Beethoven wrote this Symphony in narrative form, intending his music from the first movement to the last note to tell a story, a spiritual story of birth, struggle, retreat, and finally glorious rebirth.

The first movement begins in tonal ambiguity and reflects despair and the desperate condition of mankind. “In the beginning, there was chaos.” The ambiguity dissolves immediately into the key of D minor, the key of angst and pain. As the movement progresses, however, the music moves inexorably toward the key of D major, a bright key reflecting optimism.

The second movement, a Scherzo, depicts a somewhat frantic and distracted search for worldly happiness. The music is pure energy.

The third movement is a sublimely serene song that represents a retreat, a sort of calm resignation -- a noble acceptance of the slings and arrows of outrageous fortune.

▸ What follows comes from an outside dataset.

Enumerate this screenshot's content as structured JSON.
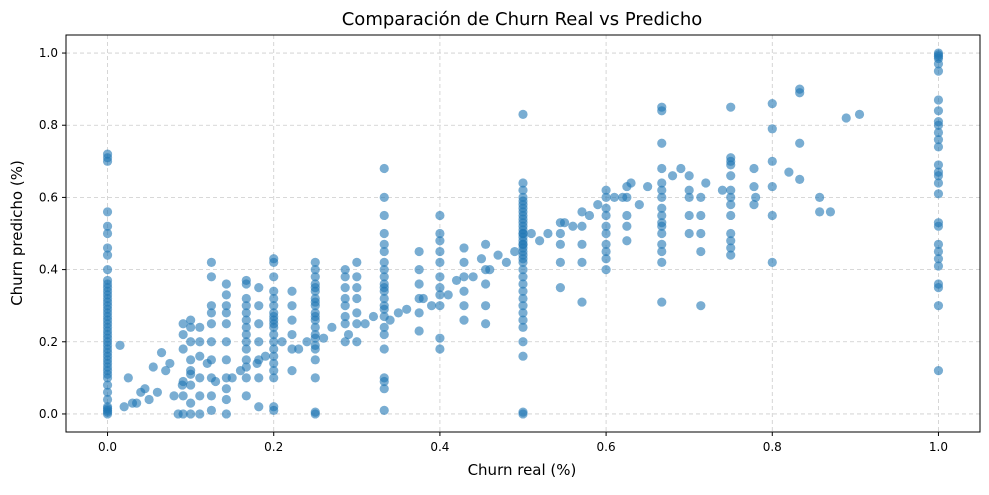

The fourth movement abruptly destroys the harmony of the third movement with what Wagner called “a fanfare of terror,” and then one by one, the music quotes, recapitulates, and rejects the thematic essence of the first, second, and third movements as insufficient answers, only to have the terror fanfare return. Then, a human voice -- the first human voice to be heard -- announces in Beethoven’s words, “Oh friends! Not these sounds! But let us strike up sounds more pleasant and joyful.”

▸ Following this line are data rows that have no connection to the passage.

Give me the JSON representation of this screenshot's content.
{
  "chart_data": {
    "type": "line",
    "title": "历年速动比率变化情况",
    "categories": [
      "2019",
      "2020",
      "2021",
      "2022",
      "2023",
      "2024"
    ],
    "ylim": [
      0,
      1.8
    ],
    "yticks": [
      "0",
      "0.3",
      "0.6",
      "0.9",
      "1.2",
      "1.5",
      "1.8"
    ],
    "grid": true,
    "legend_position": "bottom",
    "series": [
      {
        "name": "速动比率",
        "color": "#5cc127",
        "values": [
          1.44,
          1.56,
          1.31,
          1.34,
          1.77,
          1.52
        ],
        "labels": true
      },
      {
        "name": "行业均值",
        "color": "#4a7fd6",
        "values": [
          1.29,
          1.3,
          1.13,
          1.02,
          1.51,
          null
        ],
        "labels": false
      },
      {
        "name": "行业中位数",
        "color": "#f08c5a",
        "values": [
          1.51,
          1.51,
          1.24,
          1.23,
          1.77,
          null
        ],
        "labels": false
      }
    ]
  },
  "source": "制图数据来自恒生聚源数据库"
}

The remainder of this colossal movement is the instrumental and vocal celebration -- in the form of an immense theme and variations -- of Johann Schiller’s poem “Ode to Joy,” the last two stanzas of which of which read,

Embrace each other now, you millions!
This kiss is for the whole wide world!
Brothers – above the starry firmament
A beloved Father must surely dwell.

Do you come crashing down, you millions?
Do you sense the Creator’s presence, world?
Seek Him above the starry firmament,
For above the stars he surely dwells.

This jubilant humanitarian declaration, of course, is a return to Eden. The choir singing with the orchestra is a symbol of this utopian message. Despair and pessimism are banished.

Beethoven passed away on March 26, 1827, fittingly during a thunderstorm. According to witnesses, his last words spoken in Latin: “Plaudite, amici, comoedia finita est” – “Applaud, friends, the play is over.” The voice of Beethoven the man may have fallen silent, but the immortal voice of Beethoven the inspiring philosopher and composer lives on.

 

Beethoven’s Symphony No. 1 was first performed by the Boise Philharmonic on November 1, 1977.

Beethoven’s Symphony No. 9 was first performed by the Boise Philharmonic on April 22, 1964. It was most recently performed on November 19, 2005.